With both atoms in the electronic ground state, one can denote their joint wavefunction as |g,g〉, taking the first argument to refer, say, to the atom closer to the laboratory’s door. Irradiating that state with the laser’s wavelength tuned to ΔE for n = 58 can yield either |g,r〉 or |r,〉 but never—to the extent that the Rydberg blockade is effective—|r,r〉. And indeed that’s what the Paris group found, with a blockade efficiency of about 90%.

“Only one of the two atoms gets excited,” says Grangier, “but the excitation is delocalized over both atoms. And that’s how they become entangled in our experiment.” The resulting quantum state is presumed to have the entangled form

$$|\Psi 〉=\left(|\text{r},\text{g}〉+e^{i\phi }|\text{g},\text{r}〉\right)/\sqrt{2},$$

where the phase difference φ comes simply from the different positions of the two atoms in the beam of the excitation laser.

That entangled wavefunction implies that the system oscillates between |g,〉 and |Ψ〉 with a frequency √2 v _R, where v _R would be the Rabi oscillation frequency of a lone Rb atom in the same laser beam. So even though only one atom at a time can be in the excited state |r〉, the excitation rate is predicted to be enhanced by the entangled presence of the second atom. And that is indeed what Grangier and company found. Figure 3 compares the observed Rabi oscillation when one of the two traps is left empty with what happens when Rb atoms are loaded into both traps. In the latter case, the Rabi oscillation is clearly faster. And the measured ratio of oscillation frequencies, 1.38 ± 0.03, is consistent with the predicted √2.

A rigorous “proof” of entanglement would require demonstrating a violation of Bell’s inequality, the upper limit of correlation between separated parts of a classical system. “But,” says the University of Connecticut’s Phillip Gould, “it’s hard to explain the observed √2 speedup by anything short of actual entanglement.”

The Paris group is confident that for practical quantum gates, the entanglement of the two atoms can survive the transfer of the electronic-excitation information to long-lived hyperfine qubits. As a byproduct, that transfer would also serve to cancel out the dependence of the entangled state on the phase difference φ. The φ dependence would otherwise contribute to decoherence because the thermal motion of the atoms trapped at µK temperatures causes their positions and therefore φ to vary from one pulse to the next.

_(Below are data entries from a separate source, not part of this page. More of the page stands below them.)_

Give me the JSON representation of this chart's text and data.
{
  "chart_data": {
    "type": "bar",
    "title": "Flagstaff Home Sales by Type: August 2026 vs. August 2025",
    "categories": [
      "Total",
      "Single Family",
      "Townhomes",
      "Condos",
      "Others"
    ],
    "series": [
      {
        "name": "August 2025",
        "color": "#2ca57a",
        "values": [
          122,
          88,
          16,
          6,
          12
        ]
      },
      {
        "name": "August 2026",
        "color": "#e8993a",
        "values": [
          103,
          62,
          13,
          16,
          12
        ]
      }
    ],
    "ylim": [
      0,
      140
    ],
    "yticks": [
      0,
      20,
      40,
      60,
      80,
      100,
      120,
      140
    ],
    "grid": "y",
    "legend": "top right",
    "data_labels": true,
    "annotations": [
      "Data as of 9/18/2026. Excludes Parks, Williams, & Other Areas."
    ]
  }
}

“Rydberg blockade is particularly well adapted for quantum information processing,” says Grangier, “because it provides a scheme for deterministic—as distinguished from probabilistic—creation of entangled hyperfine states.” That is, one can essentially create an entangled state at will. Probabilistic schemes, by contrast, require multiple tries and some sort of signal to announce the creation of an entangled state.

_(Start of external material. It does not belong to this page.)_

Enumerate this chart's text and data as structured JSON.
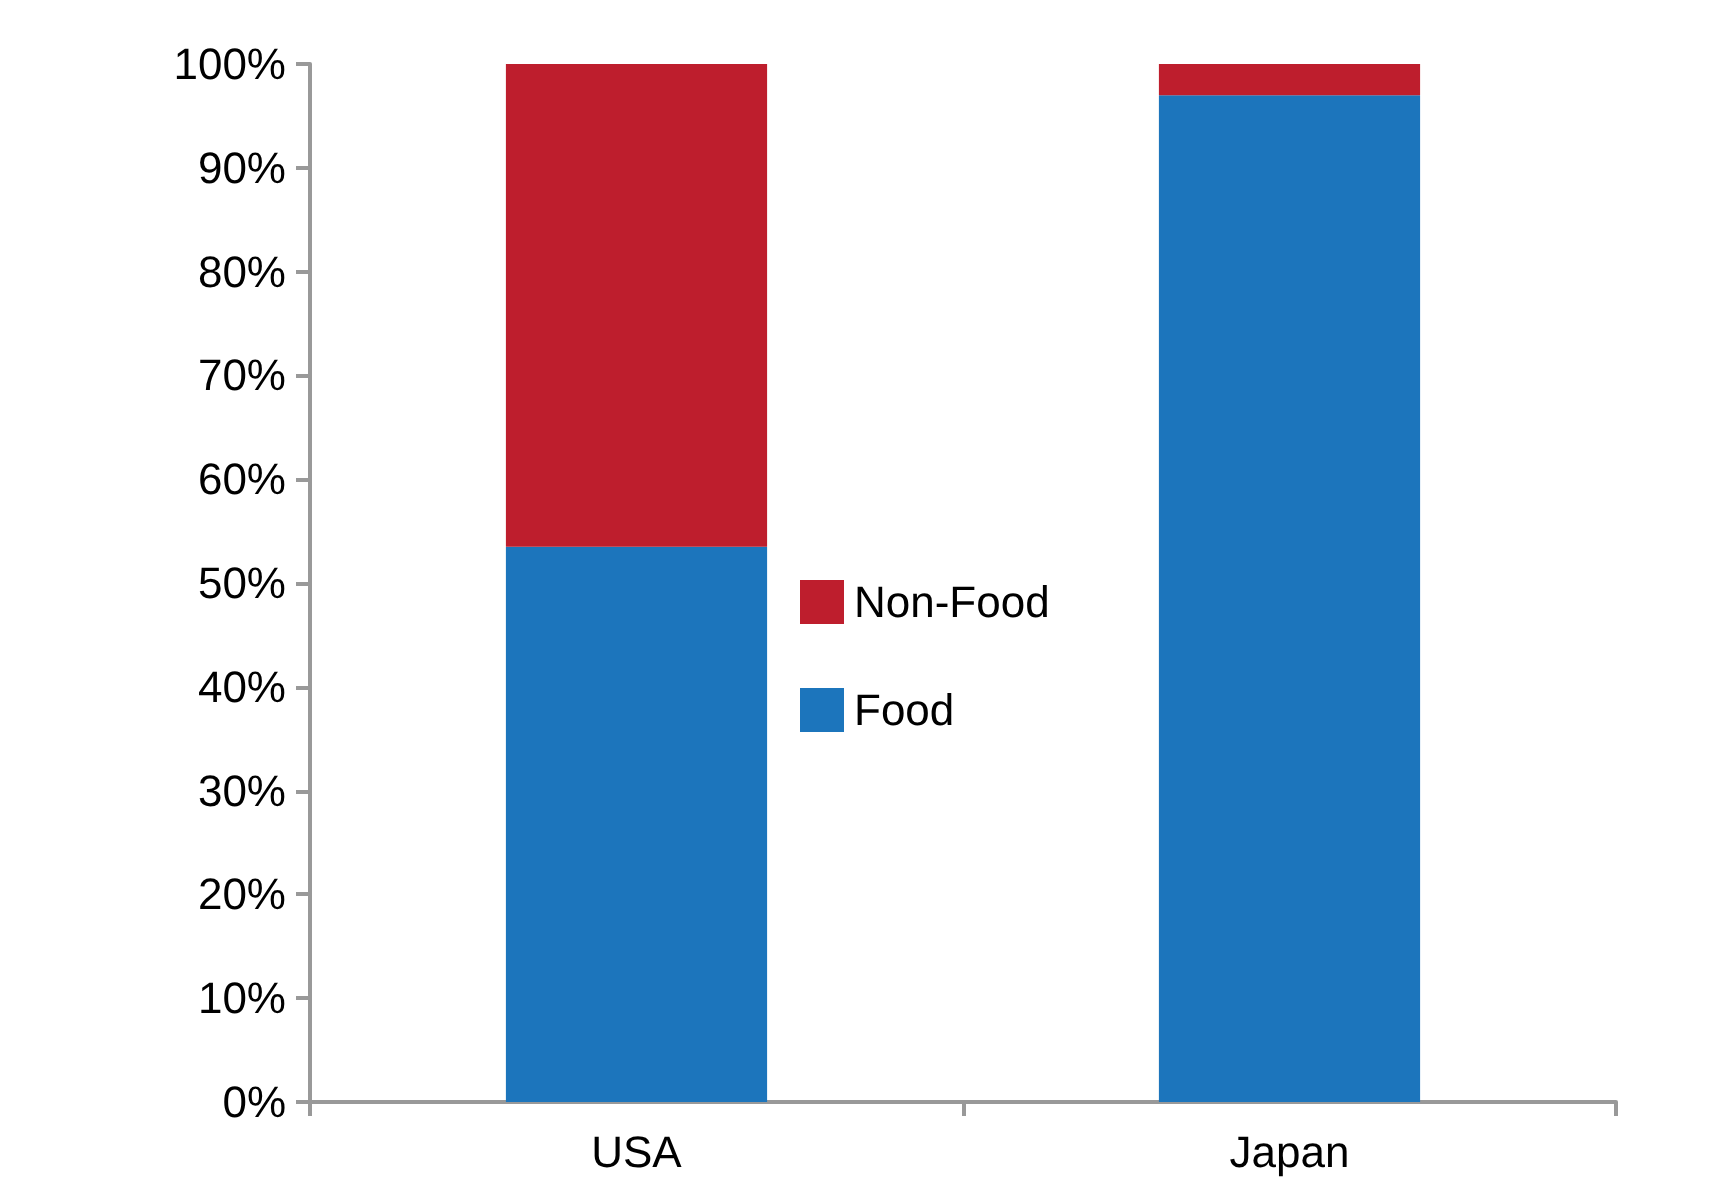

An experiment by the University of Maryland’s Chris Monroe and coworkers gives an extreme but provocative example of the probabilistic creation of entangled hyperfine states between a pair of ions held a meter apart (see Physics Today, November 2007, page 16 ). The ions were much too far apart to interact, but the experimenters did mix the decay photons from their simultaneous but separate excitations. And a few times per billion tries, the photon mixing revealed that the ions had become entangled without ever having met.